L’ODHR a appris qu’à la suite de la publication sur vidéo youtube des témoignages de l’ancien détenu Ndagijimana Emmanuel par le Dr Niyitegeka Théoneste et des images montrant le muscle fessier blessé avec une profonde cicatrice causée par les actes de torture par les responsables de la prison de Rubavu, le Bureau chargé d’investigation a procédé à des perquisitions chez le Dr Niyitegeka en date du 16 août 2023. Il est déplorable que les services rwandais chargé d’enquêter s’en prenne à un défenseur des droits humains qui alerte et dénonce des violations des atteintes à la vie des prisonniers au lieu de poursuivre les auteurs de ces crimes comme le précise la convention contre la torture ratifiée par l’Etat Rwandais.

L’ODHR déplore le refus systématique du gouvernement rwandais d’enquêter sur les tortures commis dans les prisons et autres centres de détention. Cela implique sa responsabilité dans les actes de torture, autres peines et acte de traitements cruels, inhumains ou dégradants. Il devrait en prendre collectivement sa responsabilité.

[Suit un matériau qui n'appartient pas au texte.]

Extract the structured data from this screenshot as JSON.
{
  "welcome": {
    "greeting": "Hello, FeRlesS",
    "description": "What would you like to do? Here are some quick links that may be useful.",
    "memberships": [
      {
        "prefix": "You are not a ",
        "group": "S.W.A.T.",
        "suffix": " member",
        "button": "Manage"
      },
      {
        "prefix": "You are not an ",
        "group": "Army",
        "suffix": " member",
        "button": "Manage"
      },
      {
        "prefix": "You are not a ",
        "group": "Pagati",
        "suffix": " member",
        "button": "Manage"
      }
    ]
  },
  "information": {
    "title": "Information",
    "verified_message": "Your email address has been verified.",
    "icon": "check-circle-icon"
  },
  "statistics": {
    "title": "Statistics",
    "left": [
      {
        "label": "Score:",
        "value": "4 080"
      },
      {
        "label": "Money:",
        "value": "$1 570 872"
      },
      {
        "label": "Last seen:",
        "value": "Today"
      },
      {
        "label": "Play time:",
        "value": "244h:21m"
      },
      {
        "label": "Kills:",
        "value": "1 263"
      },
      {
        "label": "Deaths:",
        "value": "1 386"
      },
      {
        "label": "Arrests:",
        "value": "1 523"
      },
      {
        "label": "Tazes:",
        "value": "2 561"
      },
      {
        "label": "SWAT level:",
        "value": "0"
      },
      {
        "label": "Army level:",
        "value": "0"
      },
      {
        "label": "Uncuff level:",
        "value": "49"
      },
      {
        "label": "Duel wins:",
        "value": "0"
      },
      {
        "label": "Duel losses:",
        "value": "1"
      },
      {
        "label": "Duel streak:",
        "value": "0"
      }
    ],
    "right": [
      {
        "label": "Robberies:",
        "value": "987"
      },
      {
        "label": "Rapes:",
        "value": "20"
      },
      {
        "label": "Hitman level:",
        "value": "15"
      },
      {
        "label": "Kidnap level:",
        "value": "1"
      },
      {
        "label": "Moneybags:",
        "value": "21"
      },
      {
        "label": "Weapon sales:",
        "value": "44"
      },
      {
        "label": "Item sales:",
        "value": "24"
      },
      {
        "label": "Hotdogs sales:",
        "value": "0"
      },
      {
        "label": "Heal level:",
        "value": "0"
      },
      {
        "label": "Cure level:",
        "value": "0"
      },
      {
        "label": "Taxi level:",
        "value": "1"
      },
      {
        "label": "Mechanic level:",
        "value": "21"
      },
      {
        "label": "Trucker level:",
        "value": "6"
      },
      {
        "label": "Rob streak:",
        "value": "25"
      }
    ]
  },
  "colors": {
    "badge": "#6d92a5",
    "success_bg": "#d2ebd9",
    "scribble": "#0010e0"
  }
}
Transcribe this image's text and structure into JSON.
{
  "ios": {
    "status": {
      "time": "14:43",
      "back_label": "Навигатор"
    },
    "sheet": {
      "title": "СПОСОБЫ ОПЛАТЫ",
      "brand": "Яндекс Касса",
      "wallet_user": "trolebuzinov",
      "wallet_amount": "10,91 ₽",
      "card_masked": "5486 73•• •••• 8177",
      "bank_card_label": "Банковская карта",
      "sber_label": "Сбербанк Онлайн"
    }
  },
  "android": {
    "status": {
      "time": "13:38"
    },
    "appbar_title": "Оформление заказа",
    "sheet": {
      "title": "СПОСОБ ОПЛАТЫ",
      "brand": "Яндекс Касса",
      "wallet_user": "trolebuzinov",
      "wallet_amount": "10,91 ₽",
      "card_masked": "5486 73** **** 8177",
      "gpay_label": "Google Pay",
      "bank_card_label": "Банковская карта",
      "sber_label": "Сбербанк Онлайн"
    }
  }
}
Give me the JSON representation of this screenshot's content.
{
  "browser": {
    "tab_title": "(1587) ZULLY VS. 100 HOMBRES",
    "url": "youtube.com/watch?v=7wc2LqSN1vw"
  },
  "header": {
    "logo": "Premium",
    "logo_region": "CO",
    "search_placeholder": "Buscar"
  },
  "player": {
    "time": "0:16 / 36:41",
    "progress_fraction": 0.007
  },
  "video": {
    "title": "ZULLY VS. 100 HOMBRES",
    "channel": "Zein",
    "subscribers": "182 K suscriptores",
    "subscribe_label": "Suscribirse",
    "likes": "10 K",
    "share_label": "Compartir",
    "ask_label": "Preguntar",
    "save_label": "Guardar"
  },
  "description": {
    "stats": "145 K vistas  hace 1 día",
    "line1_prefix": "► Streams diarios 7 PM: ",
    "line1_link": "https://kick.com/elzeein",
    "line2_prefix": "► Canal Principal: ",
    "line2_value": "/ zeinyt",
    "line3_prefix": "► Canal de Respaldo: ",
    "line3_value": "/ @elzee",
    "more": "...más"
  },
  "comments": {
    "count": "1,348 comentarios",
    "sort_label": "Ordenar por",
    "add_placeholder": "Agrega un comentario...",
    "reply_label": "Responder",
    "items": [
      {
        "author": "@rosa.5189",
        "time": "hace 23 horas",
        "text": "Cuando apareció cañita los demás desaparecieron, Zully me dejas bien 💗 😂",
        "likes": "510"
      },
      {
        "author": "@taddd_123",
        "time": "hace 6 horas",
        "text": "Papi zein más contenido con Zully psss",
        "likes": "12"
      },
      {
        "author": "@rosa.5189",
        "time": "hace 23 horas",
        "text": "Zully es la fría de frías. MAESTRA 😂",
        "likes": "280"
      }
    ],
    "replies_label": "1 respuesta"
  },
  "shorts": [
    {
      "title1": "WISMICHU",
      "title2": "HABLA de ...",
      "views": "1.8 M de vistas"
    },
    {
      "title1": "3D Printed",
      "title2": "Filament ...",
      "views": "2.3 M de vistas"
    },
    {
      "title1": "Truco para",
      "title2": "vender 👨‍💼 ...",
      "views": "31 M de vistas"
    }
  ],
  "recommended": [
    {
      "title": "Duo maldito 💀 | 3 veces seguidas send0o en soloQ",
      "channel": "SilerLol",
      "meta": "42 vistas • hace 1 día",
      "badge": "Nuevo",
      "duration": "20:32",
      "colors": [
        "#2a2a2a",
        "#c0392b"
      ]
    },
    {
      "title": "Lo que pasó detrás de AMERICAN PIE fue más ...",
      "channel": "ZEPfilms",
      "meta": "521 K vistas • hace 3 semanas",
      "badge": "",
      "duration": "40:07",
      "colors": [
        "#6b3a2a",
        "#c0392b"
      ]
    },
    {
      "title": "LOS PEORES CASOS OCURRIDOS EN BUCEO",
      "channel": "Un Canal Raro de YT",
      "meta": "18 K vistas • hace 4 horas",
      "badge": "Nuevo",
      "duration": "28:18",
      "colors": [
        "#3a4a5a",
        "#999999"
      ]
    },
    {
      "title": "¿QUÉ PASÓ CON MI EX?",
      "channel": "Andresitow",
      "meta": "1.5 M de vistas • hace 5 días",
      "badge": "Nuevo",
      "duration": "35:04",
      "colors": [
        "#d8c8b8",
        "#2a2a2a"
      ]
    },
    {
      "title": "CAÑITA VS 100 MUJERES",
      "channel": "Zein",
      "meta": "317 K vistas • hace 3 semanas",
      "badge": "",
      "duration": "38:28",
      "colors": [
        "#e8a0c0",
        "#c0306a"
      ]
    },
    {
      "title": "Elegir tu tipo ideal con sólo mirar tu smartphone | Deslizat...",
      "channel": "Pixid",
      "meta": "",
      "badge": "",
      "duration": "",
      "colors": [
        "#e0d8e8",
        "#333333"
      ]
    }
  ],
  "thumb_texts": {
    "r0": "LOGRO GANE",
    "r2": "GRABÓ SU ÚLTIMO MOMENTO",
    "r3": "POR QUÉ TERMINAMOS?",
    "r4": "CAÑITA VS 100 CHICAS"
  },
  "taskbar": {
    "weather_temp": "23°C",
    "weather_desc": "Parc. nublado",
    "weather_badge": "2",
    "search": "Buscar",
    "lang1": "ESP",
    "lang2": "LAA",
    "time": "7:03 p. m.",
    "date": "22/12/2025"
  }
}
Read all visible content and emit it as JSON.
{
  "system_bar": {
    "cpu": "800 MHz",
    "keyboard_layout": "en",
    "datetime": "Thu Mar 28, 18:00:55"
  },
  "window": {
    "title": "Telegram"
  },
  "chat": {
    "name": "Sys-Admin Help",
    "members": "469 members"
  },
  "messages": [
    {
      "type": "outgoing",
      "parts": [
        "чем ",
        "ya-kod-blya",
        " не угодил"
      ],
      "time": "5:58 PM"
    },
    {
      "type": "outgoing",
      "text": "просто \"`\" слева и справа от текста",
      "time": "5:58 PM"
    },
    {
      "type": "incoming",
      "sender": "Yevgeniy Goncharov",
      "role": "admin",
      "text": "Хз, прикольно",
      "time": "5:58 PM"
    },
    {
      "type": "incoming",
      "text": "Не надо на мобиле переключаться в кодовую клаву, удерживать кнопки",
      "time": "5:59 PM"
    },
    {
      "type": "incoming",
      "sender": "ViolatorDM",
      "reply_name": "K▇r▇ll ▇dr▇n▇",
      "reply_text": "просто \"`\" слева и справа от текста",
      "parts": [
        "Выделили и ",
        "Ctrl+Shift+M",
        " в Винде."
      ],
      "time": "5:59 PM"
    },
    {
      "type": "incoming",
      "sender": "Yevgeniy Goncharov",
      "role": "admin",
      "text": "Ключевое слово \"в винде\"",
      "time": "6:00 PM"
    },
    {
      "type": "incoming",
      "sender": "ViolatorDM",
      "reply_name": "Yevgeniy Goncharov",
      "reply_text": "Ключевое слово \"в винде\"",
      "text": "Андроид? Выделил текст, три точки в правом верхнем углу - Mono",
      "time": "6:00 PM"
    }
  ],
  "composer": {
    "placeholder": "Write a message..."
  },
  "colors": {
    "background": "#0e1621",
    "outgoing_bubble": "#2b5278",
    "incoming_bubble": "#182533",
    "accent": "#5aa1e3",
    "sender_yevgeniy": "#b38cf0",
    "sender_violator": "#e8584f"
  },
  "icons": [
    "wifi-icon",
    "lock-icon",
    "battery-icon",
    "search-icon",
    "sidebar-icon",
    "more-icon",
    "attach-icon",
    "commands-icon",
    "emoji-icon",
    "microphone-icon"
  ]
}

Aucune circonstance exceptionnelle, quelle qu’elle soit, ne peut être invoquée pour justifier la torture (article 2 de la convention). 

L’ODHR estime que le gouvernement rwandais, responsable de la sureté des détenus sous sa garde, doit réparation et indemnisation à toutes les victimes des actes de tortures telles que prévu dans les dispositions de l’article 14 de la convention contre la torture qu’il a lui-même ratifié. 

Par ailleurs l’ODHR demande au gouvernement rwandais d’autoriser d’une part une mapping sur les actes de torture et de traitements inhumains et, d’autre part une enquête indépendante sur la gestion des prisonniers et des centres de détention depuis juillet 1994. Ceci permettra d’un côté d’établir les responsabilités des personnels de garde et de gestion des services pénitentiaires ; et de l’autre les défaillances et des responsabilités des politiques mises en place dans le suivi de la justice et du respect des droits humains. eaucoup de familles ont vu leurs proches arrêter mais n’ont jamais connu leurs sorts. Certains sont morts et ils n’ont jamais su dans quelles conditions. D’autres ne les ont jamais revus.